The formula and mass generated by ACD is:
The InChI and InChIKey is :
InChI=1S/C87H150N2O72P2.C20H34/c1-20(2)5-6-136-162(130,131)161-163(132,133)160-76-37(89-22(4)102)48(113)65(31(15-98)145-76)150-75-36(88-21(3)101)47(112)66(30(14-97)144-75)151-85-64(129)72(157-86-74(53(118)42(107)26(10-93)142-86)159-87-73(52(117)41(106)27(11-94)143-87)158-84-63(128)70(44(109)29(13-96)141-84)156-83-62(127)69(43(108)28(12-95)140-83)154-81-58(123)51(116)40(105)25(9-92)139-81)46(111)35(149-85)19-135-78-61(126)71(155-82-60(125)55(120)68(33(17-100)147-82)153-80-57(122)50(115)39(104)24(8-91)138-80)45(110)34(148-78)18-134-77-59(124)54(119)67(32(16-99)146-77)152-79-56(121)49(114)38(103)23(7-90)137-79;1-7-18(4)12-9-14-20(6)16-10-15-19(5)13-8-11-17(2)3/h20,23-87,90-100,103-129H,5-19H2,1-4H3,(H,88,101)(H,89,102)(H,130,131)(H,132,133);7,11,14-15H,8-10,12-13,16H2,1-6H3/b;18-7+,19-15+,20-14+/t23-,24-,25-,26-,27-,28-,29-,30-,31-,32-,33-,34-,35-,36-,37-,38-,39-,40-,41-,42-,43-,44-,45-,46-,47-,48-,49+,50+,51+,52+,53+,54-,55-,56+,57+,58-,59+,60+,61+,62-,63+,64+,65-,66-,67-,68-,69+,70+,71+,72+,73+,74+,75+,76-,77+,78+,79-,80-,81-,82-,83-,84-,85+,86-,87-;/m1./s1
DSXMJBFOHIPMOF-DSJWLFSWSA-N
do you know which version of inchi is ACD using?
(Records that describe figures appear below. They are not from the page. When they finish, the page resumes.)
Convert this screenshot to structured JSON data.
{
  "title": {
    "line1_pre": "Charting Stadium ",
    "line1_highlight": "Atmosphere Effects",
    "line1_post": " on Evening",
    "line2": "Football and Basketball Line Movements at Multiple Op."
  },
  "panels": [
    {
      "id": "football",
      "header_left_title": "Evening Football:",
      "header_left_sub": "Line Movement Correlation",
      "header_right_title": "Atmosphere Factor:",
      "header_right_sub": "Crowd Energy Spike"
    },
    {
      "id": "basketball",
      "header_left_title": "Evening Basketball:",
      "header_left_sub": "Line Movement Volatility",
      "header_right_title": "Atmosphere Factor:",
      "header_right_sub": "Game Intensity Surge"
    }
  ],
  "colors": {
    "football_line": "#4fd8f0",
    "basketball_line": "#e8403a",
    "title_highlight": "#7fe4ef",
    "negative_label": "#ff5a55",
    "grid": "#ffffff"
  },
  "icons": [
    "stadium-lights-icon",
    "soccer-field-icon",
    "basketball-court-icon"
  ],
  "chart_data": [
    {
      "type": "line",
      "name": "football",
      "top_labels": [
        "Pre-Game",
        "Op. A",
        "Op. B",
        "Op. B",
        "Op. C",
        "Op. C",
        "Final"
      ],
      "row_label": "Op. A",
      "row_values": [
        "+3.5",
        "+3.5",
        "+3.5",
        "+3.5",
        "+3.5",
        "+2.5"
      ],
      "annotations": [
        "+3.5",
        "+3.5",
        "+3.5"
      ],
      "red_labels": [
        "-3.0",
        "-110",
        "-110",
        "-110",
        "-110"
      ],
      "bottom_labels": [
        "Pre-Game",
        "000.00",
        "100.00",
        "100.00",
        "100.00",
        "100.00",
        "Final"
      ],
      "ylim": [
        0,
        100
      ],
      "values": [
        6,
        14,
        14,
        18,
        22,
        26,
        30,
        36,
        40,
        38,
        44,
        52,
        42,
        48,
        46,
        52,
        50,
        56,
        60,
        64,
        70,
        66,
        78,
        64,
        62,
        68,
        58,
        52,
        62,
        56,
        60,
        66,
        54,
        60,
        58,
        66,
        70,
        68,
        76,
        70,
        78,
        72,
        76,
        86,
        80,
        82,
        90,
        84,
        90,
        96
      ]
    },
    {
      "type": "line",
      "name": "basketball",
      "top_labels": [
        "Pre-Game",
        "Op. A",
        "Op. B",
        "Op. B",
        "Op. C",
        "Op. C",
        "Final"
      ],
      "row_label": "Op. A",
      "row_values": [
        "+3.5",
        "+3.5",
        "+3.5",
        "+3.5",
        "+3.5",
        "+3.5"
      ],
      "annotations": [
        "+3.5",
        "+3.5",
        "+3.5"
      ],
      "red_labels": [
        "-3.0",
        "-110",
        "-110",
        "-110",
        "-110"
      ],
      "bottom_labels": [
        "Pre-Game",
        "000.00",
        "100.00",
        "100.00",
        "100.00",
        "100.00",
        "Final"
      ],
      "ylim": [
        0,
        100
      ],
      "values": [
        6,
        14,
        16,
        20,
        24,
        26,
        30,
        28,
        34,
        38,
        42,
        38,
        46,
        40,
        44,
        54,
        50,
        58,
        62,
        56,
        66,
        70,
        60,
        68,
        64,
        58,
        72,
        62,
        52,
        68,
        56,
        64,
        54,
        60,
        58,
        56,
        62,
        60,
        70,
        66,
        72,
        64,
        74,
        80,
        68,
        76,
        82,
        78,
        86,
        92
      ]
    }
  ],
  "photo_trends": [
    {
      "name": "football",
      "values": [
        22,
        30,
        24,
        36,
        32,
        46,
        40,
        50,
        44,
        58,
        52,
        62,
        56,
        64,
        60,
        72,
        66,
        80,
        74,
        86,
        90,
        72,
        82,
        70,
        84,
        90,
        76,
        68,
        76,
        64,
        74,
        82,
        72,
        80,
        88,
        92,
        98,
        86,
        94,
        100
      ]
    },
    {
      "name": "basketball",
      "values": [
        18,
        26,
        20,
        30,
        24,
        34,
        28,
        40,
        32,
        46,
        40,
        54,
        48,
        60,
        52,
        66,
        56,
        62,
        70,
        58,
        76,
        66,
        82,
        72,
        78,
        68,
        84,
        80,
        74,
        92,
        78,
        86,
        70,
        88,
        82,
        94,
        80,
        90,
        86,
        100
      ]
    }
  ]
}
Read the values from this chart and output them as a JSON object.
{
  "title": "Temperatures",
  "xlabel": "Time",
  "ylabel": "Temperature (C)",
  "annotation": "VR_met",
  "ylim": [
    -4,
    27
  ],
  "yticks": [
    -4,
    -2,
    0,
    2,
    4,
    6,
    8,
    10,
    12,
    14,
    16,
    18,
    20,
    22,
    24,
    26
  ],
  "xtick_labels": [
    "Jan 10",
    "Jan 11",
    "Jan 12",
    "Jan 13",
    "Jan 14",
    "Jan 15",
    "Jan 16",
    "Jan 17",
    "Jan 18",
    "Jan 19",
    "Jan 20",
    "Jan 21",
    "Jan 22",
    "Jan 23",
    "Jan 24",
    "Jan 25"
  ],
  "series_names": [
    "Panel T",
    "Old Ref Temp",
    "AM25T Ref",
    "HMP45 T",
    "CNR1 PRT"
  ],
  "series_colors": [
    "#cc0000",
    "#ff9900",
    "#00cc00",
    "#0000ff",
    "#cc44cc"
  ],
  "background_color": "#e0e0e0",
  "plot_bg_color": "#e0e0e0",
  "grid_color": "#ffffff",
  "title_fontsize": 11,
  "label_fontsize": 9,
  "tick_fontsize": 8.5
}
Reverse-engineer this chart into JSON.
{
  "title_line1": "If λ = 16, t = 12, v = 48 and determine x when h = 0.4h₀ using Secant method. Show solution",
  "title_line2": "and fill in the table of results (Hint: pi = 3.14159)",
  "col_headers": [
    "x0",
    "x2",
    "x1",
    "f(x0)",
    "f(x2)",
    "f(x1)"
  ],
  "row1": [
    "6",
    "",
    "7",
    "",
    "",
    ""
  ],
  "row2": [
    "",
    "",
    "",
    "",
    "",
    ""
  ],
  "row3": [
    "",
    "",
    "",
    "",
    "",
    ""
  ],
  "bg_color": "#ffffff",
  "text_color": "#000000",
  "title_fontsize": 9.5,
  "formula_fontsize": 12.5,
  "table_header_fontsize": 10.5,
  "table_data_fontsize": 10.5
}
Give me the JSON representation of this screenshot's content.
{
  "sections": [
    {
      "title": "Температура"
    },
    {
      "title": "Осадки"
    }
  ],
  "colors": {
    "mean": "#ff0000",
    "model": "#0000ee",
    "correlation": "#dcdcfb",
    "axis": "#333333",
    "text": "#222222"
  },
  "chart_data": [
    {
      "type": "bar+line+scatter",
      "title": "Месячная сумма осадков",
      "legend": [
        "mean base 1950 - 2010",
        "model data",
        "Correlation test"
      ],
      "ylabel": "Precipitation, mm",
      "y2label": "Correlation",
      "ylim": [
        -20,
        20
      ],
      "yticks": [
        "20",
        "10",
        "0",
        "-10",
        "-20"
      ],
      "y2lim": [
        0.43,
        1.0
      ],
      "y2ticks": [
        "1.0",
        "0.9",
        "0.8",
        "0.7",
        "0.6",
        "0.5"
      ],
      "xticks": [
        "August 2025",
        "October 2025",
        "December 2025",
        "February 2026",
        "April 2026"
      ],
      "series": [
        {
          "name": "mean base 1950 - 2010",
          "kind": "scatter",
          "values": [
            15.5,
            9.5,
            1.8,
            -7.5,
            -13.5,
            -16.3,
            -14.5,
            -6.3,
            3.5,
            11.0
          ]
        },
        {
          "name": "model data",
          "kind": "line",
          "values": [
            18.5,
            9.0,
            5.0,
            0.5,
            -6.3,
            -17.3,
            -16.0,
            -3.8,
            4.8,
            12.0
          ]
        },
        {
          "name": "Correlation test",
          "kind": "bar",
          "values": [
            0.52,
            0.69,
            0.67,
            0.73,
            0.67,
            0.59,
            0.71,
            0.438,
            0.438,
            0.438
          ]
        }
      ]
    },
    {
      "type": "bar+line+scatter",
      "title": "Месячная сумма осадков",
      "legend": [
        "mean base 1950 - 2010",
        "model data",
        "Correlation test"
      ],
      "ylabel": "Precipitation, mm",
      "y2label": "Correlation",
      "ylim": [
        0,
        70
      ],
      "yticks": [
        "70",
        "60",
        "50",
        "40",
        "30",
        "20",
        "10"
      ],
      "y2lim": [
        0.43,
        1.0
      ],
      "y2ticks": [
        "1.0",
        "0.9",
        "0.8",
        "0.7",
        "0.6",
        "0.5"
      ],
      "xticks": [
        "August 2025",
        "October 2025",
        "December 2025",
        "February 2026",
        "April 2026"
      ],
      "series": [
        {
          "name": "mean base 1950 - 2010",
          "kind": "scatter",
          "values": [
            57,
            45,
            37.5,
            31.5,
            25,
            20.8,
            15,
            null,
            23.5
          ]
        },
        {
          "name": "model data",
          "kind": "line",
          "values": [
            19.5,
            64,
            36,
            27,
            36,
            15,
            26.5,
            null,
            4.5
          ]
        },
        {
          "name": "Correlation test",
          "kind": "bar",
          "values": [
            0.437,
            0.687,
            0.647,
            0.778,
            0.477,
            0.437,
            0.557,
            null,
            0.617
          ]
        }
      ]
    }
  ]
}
I think it is version 1.05
more potential molecules with issues: 37633 51133 51133 53334 53019 53020 53022 53023 53325 53398 28427 81539 81539 84166 141517 81539 53571 53498 53723 53742 59081 59085
all seem to have multiple nested SGROUPS (with SPL, parent list). We should maybe not calculate them until we can find a fix. Some of the structures may be incorrect as well.
using index
and PARENT
properties in SGROUPS may give enough infromation to calculate them:
for sg in Chem.GetMolSubstanceGroups(mol):
print(sg.GetPropsAsDict())
now fixed in the code
https://wwwdev.ebi.ac.uk/chebi/beta/CHEBI:53020
It seems to add the number 2 in front of the formula which needs fixing.
The Mass, InChI and InChIKey calculated are different to the ones generated by ACD which is unusual.